The man glared at her and did the same to Walter. The old man tipped his head towards Narey then slipped past Kilgannon and into the building. The owner watched him every step of the way.

‘A friend of yours, is he? He’d do well to remember who owns this place and puts a roof over his head.’

Narey walked right up to him and put her head close enough to his to smell the cheap aftershave that clung to his pores.

‘Listen carefully to me, Mr Kilgannon. You’d better take special care of that man. Because if he so much as cuts himself shaving then I’ll be coming after you. Do you understand? And I’ll be coming with everything I’ve got.’

Chapter 31

Thursday evening

Remy was nervous. Seven of them, assuming everyone turned up, were going to walk the length of the old line to the abandoned railway station at the Botanic Gardens in the West End. The afternoon had been dry but a wind had picked up now and there were brooding dark clouds threatening overhead. It suddenly didn’t seem a very good idea. Maybe it never had.

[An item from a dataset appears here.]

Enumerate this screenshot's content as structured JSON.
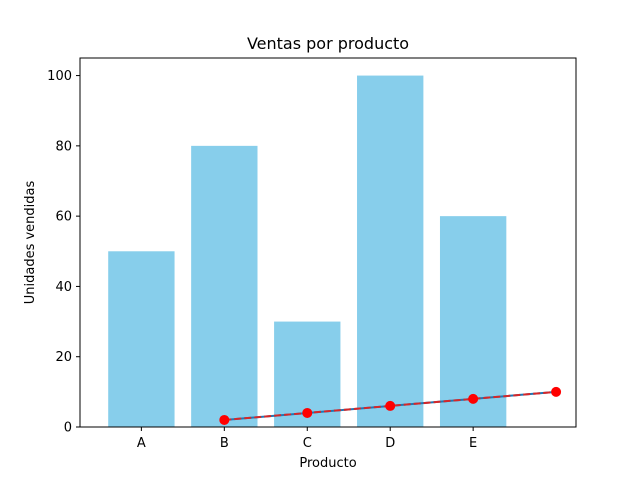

He couldn’t even swear that he knew what his idea was. He needed to know what had happened in the Molendinar and the Odeon. He needed some way of ridding himself of the sights and smells and fears that were constantly replaying in his head. And maybe in some deluded moments, he thought he might just be able to uncover a killer.

His message to them had been clear enough but there was a message to one of them in particular. Nothing too difficult, not the Molendinar or anything stellar like that, he’d written. It was bait and Remy’s biggest hope and fear was that someone would take it.